I separated the undergarments from her body and pulled them carefully, so as not to jar her chest, retaining in them most of the product of her distress.  I left the open outer skirt beneath her temporarily as a bed cloth, however.  Then, with the barely warmed water and thick rags I washed her quickly and dried her.  She whimpered throughout the ordeal.

Oblivious to my insensitivity, I pressed on: “Your nobleman has left you here to be tended by me, promising to return soon to see about your progress and your ability to travel.”

Finished with her mess, I lay a fox fur over her mid-section.  Then I found myself a not-too-dirty robe and traded it for my apron, but not before I had tormented myself with a quick sponging from the freshly-fetched water.  She paid me no heed.  Impulsively, I balled her stinking garment together with my stiff, disintegrating apron and thrust them into the stove.  Although the smoke from my fire typically escaped neatly through the back of the house, on this occasion the ever-present leaks into the room began providing an inward surge of smoke from the burning clothes that had an oddly acceptable odor.  Sadruk had cut and capped a hole in the roof for such back drafts, and the errant wisps curled toward the opening as I bustled to finish this embarrassing job.

Then I opened her trunk and sought her attention.  I held up for her view the first of those items that apparently served as underclothes.  She shook her head as I raised each of several pieces until at last she settled upon a simple device even I could comprehend.  This I pulled up over her thighs, but could not draw farther without causing her grave distress from her rib injury.  We both seemed to realize that that was as far as it would go today.  Then I came to an outer garment, a simple gray wrap that would form a dress, which she approved, but there was no hope of getting her into that.  I applied a bandage cloth to her wound and covered her again with the blankets.  Then she motioned for me to continue through her things until I had found a like set of clothing, which I obediently set aside.  She surprised me next by telling me that I should tear some certain other items of plain clothing into rags for use in my work.  I hesitated, to be polite, but she painfully insisted, and so I complied.

“Are you hungry?” I asked as I began rapidly tearing a half dozen garments into strips.  I had closed the trunk and pushed it against the wall.

“No,” she answered flatly, gasping, coughing, her voice sounding hopeless and depressed.  She tried again to rise.  Once again, of course, she fell back in agony.  This time I hurried to prop her up ever so slightly, which again pained her until it was done.  At least I could get a cup to her mouth, now, without pouring it over her face.

I blended a dried garlic clove and some sorrel tea into a cup of stew broth, and she took it readily, but after four or five swallows she was taken with a severe choking which ended her meal and which unnerved me for its haunting resemblance to Sadruk’s death during a similar episode.
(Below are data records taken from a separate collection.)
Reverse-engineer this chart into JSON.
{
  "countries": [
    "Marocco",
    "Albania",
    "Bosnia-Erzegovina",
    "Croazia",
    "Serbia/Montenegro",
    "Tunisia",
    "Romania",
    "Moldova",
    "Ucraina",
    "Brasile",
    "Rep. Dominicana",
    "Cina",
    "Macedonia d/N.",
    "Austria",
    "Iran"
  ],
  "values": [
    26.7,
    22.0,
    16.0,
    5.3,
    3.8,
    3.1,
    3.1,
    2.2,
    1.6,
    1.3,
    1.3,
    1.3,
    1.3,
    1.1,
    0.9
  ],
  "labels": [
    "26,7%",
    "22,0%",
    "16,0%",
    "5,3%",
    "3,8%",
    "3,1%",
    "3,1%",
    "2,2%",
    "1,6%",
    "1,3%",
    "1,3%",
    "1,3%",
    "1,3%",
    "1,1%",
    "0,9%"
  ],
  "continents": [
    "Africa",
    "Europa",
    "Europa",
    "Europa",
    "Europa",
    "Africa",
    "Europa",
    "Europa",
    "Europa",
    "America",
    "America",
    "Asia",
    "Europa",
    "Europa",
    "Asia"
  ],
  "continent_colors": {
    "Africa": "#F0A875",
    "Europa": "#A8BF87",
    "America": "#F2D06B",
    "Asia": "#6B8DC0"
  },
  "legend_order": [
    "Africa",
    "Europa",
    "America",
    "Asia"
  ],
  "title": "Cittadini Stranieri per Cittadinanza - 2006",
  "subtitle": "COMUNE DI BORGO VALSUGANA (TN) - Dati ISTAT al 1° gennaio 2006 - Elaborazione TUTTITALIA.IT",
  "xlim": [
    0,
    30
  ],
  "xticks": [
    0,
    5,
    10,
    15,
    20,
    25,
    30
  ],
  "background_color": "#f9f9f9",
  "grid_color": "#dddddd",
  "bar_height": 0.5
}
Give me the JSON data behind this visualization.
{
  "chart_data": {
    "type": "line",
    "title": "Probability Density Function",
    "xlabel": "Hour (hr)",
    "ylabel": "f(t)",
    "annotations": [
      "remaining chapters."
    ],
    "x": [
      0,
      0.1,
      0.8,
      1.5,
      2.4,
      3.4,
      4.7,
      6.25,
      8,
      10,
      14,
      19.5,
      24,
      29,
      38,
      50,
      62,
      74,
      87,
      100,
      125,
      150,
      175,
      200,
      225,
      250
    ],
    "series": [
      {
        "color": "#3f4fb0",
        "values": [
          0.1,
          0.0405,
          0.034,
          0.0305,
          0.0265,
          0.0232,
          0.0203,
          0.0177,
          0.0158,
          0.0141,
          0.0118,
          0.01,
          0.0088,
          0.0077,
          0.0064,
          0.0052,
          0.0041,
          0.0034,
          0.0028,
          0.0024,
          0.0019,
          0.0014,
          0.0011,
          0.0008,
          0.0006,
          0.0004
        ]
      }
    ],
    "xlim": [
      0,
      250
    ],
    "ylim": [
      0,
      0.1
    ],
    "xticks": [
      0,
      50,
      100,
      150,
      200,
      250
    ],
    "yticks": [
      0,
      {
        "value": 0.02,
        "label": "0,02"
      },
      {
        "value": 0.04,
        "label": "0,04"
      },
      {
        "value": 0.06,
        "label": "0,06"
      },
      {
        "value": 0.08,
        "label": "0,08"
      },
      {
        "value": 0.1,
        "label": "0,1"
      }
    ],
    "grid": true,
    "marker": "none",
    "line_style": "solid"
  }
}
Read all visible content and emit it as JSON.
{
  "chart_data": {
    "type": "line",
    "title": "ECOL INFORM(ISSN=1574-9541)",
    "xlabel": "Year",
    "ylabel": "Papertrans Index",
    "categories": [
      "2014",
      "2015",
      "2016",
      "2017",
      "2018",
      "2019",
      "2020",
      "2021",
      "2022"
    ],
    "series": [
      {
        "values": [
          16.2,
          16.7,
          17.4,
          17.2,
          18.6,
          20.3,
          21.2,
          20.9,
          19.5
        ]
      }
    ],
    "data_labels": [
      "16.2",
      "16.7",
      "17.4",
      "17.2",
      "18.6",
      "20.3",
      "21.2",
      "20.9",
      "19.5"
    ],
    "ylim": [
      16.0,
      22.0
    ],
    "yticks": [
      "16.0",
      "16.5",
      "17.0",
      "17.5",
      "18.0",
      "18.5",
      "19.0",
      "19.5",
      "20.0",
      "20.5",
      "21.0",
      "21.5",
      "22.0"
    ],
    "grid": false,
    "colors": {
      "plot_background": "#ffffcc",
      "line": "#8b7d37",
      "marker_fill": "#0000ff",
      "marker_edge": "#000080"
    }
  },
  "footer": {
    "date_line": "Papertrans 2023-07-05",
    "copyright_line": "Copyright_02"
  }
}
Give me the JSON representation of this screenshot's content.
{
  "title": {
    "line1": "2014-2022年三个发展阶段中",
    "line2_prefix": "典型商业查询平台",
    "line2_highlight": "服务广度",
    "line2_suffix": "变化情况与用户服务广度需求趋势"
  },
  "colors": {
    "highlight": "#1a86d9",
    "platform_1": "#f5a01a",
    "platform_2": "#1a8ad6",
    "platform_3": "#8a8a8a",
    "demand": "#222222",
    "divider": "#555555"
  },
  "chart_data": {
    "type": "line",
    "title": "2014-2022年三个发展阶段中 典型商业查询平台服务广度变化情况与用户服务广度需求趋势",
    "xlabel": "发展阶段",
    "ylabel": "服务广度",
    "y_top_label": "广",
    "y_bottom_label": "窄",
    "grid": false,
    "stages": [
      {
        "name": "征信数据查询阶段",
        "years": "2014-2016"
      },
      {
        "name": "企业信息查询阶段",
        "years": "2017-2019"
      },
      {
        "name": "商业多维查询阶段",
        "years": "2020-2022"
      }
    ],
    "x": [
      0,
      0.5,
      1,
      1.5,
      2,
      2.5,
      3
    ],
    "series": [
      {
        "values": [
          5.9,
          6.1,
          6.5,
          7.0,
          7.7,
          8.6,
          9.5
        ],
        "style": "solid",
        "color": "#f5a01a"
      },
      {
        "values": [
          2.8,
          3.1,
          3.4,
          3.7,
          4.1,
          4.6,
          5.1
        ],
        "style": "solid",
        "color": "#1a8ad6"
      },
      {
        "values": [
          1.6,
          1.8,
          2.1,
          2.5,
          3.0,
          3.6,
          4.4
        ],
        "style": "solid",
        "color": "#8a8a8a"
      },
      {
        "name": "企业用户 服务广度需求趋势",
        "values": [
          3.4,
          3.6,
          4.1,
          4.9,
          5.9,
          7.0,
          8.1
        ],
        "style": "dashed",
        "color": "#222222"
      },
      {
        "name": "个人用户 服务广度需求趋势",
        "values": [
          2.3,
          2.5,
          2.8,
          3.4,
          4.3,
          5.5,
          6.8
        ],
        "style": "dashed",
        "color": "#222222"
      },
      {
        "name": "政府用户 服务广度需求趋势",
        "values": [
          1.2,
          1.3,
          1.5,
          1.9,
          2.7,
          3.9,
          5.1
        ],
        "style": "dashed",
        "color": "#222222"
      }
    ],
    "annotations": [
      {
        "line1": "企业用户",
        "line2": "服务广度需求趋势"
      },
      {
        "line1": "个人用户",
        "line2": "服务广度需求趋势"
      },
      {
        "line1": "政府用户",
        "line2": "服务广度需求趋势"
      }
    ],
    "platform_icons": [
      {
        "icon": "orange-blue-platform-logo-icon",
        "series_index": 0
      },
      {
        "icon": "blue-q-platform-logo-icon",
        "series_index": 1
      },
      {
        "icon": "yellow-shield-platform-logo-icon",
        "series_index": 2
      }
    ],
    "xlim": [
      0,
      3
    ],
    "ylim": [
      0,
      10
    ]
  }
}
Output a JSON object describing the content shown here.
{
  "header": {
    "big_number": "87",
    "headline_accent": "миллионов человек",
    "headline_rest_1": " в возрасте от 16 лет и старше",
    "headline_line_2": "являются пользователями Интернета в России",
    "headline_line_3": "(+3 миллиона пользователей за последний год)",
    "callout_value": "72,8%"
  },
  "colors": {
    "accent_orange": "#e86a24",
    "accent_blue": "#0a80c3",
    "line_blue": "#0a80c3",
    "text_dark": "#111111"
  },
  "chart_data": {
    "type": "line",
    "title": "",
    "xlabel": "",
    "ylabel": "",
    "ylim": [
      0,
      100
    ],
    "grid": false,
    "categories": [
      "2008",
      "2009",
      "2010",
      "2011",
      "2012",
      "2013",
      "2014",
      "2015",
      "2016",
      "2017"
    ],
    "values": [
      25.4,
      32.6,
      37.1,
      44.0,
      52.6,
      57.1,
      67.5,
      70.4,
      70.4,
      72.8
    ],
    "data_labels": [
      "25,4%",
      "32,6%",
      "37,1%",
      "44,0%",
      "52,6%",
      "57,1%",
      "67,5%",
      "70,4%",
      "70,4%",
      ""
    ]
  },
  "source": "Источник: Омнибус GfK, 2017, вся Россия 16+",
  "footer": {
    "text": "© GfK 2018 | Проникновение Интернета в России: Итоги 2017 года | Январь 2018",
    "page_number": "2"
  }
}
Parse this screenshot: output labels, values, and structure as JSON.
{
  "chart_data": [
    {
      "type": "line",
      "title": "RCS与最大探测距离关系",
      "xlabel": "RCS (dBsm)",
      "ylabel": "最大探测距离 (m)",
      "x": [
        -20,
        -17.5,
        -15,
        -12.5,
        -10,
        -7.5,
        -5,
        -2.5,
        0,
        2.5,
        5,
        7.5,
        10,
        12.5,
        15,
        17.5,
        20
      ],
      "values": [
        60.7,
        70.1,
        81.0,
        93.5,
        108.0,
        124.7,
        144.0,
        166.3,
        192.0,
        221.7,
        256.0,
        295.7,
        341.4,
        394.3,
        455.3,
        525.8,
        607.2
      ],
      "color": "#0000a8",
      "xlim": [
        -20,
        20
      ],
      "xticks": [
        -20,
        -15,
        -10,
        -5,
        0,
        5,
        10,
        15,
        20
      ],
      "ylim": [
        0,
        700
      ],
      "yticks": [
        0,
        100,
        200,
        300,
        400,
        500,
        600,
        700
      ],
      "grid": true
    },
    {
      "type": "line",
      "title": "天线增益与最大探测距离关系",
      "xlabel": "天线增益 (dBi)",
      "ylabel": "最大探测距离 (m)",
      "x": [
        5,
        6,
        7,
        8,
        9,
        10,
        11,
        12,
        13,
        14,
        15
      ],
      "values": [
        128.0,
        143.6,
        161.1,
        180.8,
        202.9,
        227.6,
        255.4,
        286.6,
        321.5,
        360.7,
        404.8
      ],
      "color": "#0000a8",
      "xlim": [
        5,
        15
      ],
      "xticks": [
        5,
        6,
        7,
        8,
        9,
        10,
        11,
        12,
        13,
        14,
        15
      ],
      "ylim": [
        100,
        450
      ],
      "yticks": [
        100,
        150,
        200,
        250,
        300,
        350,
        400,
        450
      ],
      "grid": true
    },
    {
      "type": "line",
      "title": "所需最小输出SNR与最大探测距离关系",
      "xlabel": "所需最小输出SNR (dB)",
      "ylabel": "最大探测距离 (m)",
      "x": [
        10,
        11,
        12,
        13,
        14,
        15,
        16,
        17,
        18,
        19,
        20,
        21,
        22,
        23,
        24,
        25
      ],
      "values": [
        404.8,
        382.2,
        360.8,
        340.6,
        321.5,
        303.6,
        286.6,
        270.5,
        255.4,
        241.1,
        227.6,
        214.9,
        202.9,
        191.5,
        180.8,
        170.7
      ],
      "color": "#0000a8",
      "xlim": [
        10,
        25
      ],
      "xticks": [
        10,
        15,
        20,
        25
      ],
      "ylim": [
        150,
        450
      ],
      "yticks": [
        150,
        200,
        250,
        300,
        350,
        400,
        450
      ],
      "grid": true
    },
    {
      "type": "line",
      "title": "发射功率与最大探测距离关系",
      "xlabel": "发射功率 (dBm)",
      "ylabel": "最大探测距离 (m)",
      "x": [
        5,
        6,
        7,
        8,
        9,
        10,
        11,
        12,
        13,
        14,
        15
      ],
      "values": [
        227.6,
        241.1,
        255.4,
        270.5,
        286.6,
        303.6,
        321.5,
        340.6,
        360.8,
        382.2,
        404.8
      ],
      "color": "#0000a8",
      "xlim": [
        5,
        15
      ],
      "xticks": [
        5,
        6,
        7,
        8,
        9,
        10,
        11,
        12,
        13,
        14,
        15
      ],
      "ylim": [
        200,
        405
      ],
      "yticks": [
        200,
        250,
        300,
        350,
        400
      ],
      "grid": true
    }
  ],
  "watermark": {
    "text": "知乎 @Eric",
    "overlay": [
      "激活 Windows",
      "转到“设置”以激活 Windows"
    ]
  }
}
Helpless, I stood by, watching her heave with the convulsing coughs, and when it subsided, she began sobbing.  I wished I had some fresh ground ivy to give her for her cough.  That being unavailable due to the season, I quickly stuffed a cloth sack with dried calamus and placed it next to her cheek in order to surround her with an interesting and spicy aroma.  I checked her bandage, which remained, I thought, remarkably unstained except for a small patch of yellow and red in the center.

She began to complain of burning and itching, and there would be times in the coming days when I would have to restrain her from tearing at her side.  We talked no more that morning, for I, exhausted and seized by much confusion, lay upon a bench next to the large stove and opposite the door, and fitfully slept.